Callista sorriu para o sonserino, o que o deixou desconcertado com a reação da garota.

- O que foi? - Snape perguntou rispidamente, tentando esconder o quanto ficara sem graça.

- Até que você não é tão ruim assim.

- Isso era para ser um elogio? - Foi a vez do sonserino responder com sarcasmo.

- Era. Então me diga qual o cheiro que eu deveria sentir aqui?

Snape levantou levemente o canto do lábio, era quase um sorriso. Cal nem percebeu e ficou prestando atenção em tudo o que ele falava. Após uma hora ele já guardava seu material.

- Continue aqui e leia esse livro. Me devovla ele inteiro na próxima aula de poções.

- A próxima aula de poções será em dois dias.

- Então leia rápido!

- Você está adorando ter esse poder todo, não é?

O sonserino não respondeu, somente a olhou e repetiu o que falara várias vezes durante a aula.

- Você até poderia fazer boas poções se conseguisse prestar atenção no que faz. Estude!

Com esse quase elogio, Cal ficou na sala estudando o livro que ele lhe dera.


Cal às 07:23 h




domingo, fevereiro 05, 2006




Stephen estava passeando mais uma vez fora do horário perdido pelo castelo de Hogwarts. A cada barulho, ruído ou qualquer som o corpo inteiro dele estremecia e seu rosto começava a suar. Nã que estivesse com medo, apenas receoso do que poderia vir a encontrar na proxíma cruzada do corredor.

-Stephen?- Gritou uma voz masculina que ecôou por todo o salão fazendo o loiro levar um susto.
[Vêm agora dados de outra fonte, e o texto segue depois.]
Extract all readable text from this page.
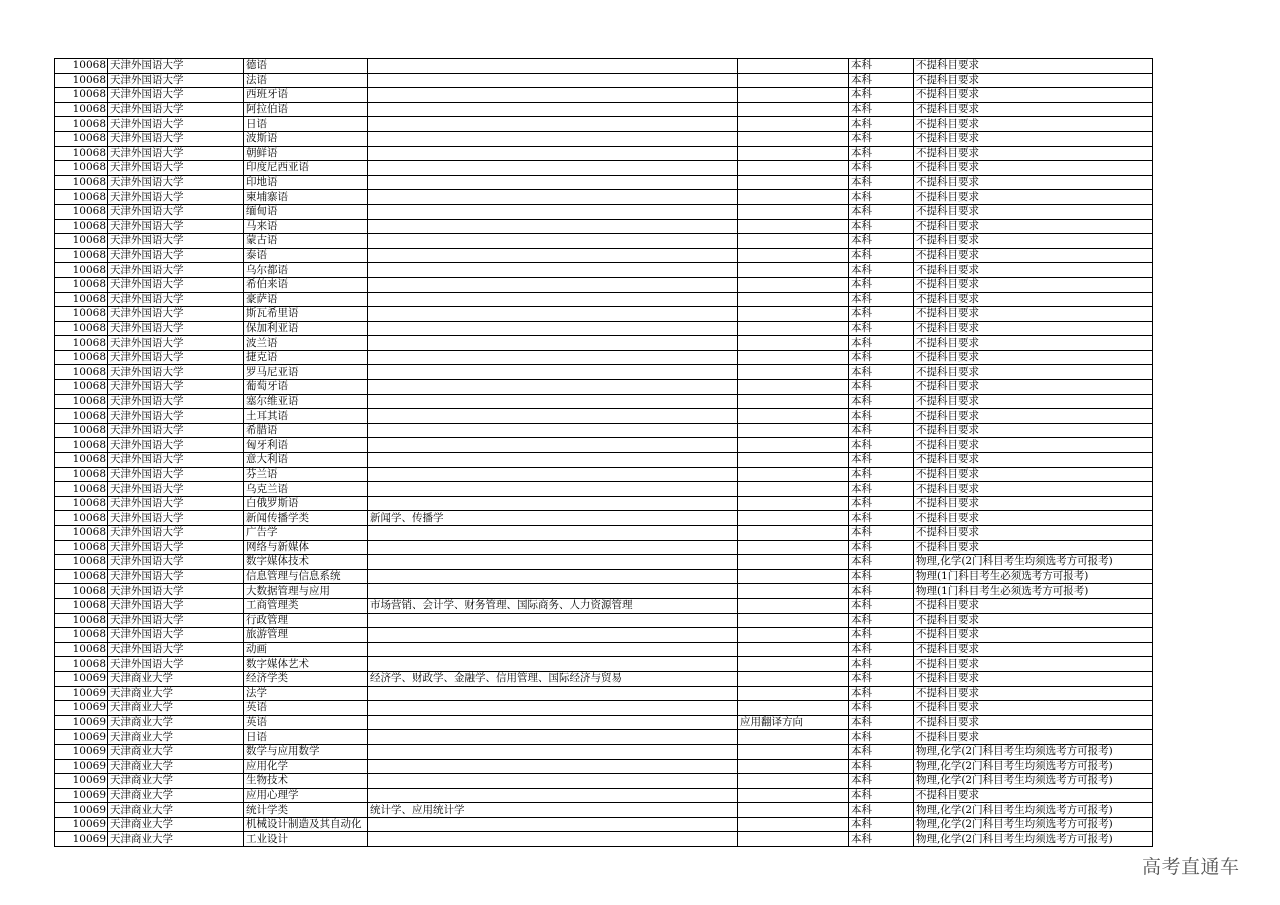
10068	天津外国语大学	德语			本科	不提科目要求
10068	天津外国语大学	法语			本科	不提科目要求
10068	天津外国语大学	西班牙语			本科	不提科目要求
10068	天津外国语大学	阿拉伯语			本科	不提科目要求
10068	天津外国语大学	日语			本科	不提科目要求
10068	天津外国语大学	波斯语			本科	不提科目要求
10068	天津外国语大学	朝鲜语			本科	不提科目要求
10068	天津外国语大学	印度尼西亚语			本科	不提科目要求
10068	天津外国语大学	印地语			本科	不提科目要求
10068	天津外国语大学	柬埔寨语			本科	不提科目要求
10068	天津外国语大学	缅甸语			本科	不提科目要求
10068	天津外国语大学	马来语			本科	不提科目要求
10068	天津外国语大学	蒙古语			本科	不提科目要求
10068	天津外国语大学	泰语			本科	不提科目要求
10068	天津外国语大学	乌尔都语			本科	不提科目要求
10068	天津外国语大学	希伯来语			本科	不提科目要求
10068	天津外国语大学	豪萨语			本科	不提科目要求
10068	天津外国语大学	斯瓦希里语			本科	不提科目要求
10068	天津外国语大学	保加利亚语			本科	不提科目要求
10068	天津外国语大学	波兰语			本科	不提科目要求
10068	天津外国语大学	捷克语			本科	不提科目要求
10068	天津外国语大学	罗马尼亚语			本科	不提科目要求
10068	天津外国语大学	葡萄牙语			本科	不提科目要求
10068	天津外国语大学	塞尔维亚语			本科	不提科目要求
10068	天津外国语大学	土耳其语			本科	不提科目要求
10068	天津外国语大学	希腊语			本科	不提科目要求
10068	天津外国语大学	匈牙利语			本科	不提科目要求
10068	天津外国语大学	意大利语			本科	不提科目要求
10068	天津外国语大学	芬兰语			本科	不提科目要求
10068	天津外国语大学	乌克兰语			本科	不提科目要求
10068	天津外国语大学	白俄罗斯语			本科	不提科目要求
10068	天津外国语大学	新闻传播学类	新闻学、传播学		本科	不提科目要求
10068	天津外国语大学	广告学			本科	不提科目要求
10068	天津外国语大学	网络与新媒体			本科	不提科目要求
10068	天津外国语大学	数字媒体技术			本科	物理,化学(2门科目考生均须选考方可报考)
10068	天津外国语大学	信息管理与信息系统			本科	物理(1门科目考生必须选考方可报考)
10068	天津外国语大学	大数据管理与应用			本科	物理(1门科目考生必须选考方可报考)
10068	天津外国语大学	工商管理类	市场营销、会计学、财务管理、国际商务、人力资源管理		本科	不提科目要求
10068	天津外国语大学	行政管理			本科	不提科目要求
10068	天津外国语大学	旅游管理			本科	不提科目要求
10068	天津外国语大学	动画			本科	不提科目要求
10068	天津外国语大学	数字媒体艺术			本科	不提科目要求
10069	天津商业大学	经济学类	经济学、财政学、金融学、信用管理、国际经济与贸易		本科	不提科目要求
10069	天津商业大学	法学			本科	不提科目要求
10069	天津商业大学	英语			本科	不提科目要求
10069	天津商业大学	英语		应用翻译方向	本科	不提科目要求
10069	天津商业大学	日语			本科	不提科目要求
10069	天津商业大学	数学与应用数学			本科	物理,化学(2门科目考生均须选考方可报考)
10069	天津商业大学	应用化学			本科	物理,化学(2门科目考生均须选考方可报考)
10069	天津商业大学	生物技术			本科	物理,化学(2门科目考生均须选考方可报考)
10069	天津商业大学	应用心理学			本科	不提科目要求
10069	天津商业大学	统计学类	统计学、应用统计学		本科	物理,化学(2门科目考生均须选考方可报考)
10069	天津商业大学	机械设计制造及其自动化			本科	物理,化学(2门科目考生均须选考方可报考)
10069	天津商业大学	工业设计			本科	物理,化学(2门科目考生均须选考方可报考)
高考直通车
-Quem está ai?-Perguntou com a voz firme apesar do treme-treme de suas pernas.

Um alto rapaz moreno saiu do escuro corredor a sua frente, seu rosto estava escondido pelas sombras, Stephen arregalou os olhos com medo do que viria a seguir. A sombra a sua frente levantou a varinha com um rápido aceno fez a ponta da mesma se acender revelando seu rosto: Sirius Black estava parado a cinco passos de distância do loiro.

-O que você quer Black?- Perguntou Stephen com desprezo na voz mais firme após se recompor do susto.

-O que você faz essa hora andando por ai?-Perguntou Sirius que estava tão perdido em palavras após o susto quanto o loiro.

Após um breve momento de silêncio em que eles apenas trocaram olhares, o loiro passou a mão nos cabelos e respondeu:

-Isso não lhe interessa.

- A mim não, mas talvez ao professor Slughorn sim.-Riu Black

-O traidor do próprio sangue simpatizante de sangues-ruins Black agora revela sua nova façanha: Ser dedo-duro, interessante. Embora meu caro do mesmo modo que Slughorn ficaria sabendo que estivesse aqui, Mcgonagall saberia de você. E não é preciso ter mais que dois neuronios, a quantidade que você tem, para saber quem terá o pior castigo.

-Panaca, isso não vai ficar assim.

-Que foi? Vai esperar seus amiguinhos estiverem perto para agir? Não é capaz de fazer algo sozinho?-Alfinetou Stephen

-Ah vá caçar carrapatos em explosivins Ludwig.- Resmungou Black

-Se eu não lhe conhecesse diria que estivesse com medo Black-Falou o loiro retirando a varinha.

-Você tem certeza que quer ficar aqui até amanhã cedo esperando que alguém o ache para socorre-lo?

-Não, porque eu não vou ficar aqui, diferente de você Black.

Sirius retirou a varinha, fizeram suas reverências e começaram a duelar, vários os feitiços eram rebatidos para as paredes e faziam um estrendo barulho por todo o castelo. Um dos feitiços de Black acertou de raspão no braço esquerdo do Loiro, fazendo um corte que começara a sangrar. Stephen mandou vários feitiços ao mesmo tempo, e um deles acertou a mão erguida do garoto fazendo a varinha voar longe. Vários passos correndo vinham do corredor ao lado. Black e Ludwig se olharam uma última vez e sairam correndo juntos pelo corredor opost ao barulho. Após correrem dez minutos chegaram a um ponto que não ouviam mais passos então pararam. Prontos para continuar o duelo, o loiro retirou a varinha rapidamente, Black fora o imitar mas percebera que perdera a varinha na correria do local.

-Idiota, não cuida nem da própria varinha-Resmungou Stephen colcoando a varinha para dentro das vestes novamente.

-Cala a boca.

-Terminamos isso outro dia Black-Disse o loiro saindo de perto do grifinório e indo em direção as masmorras.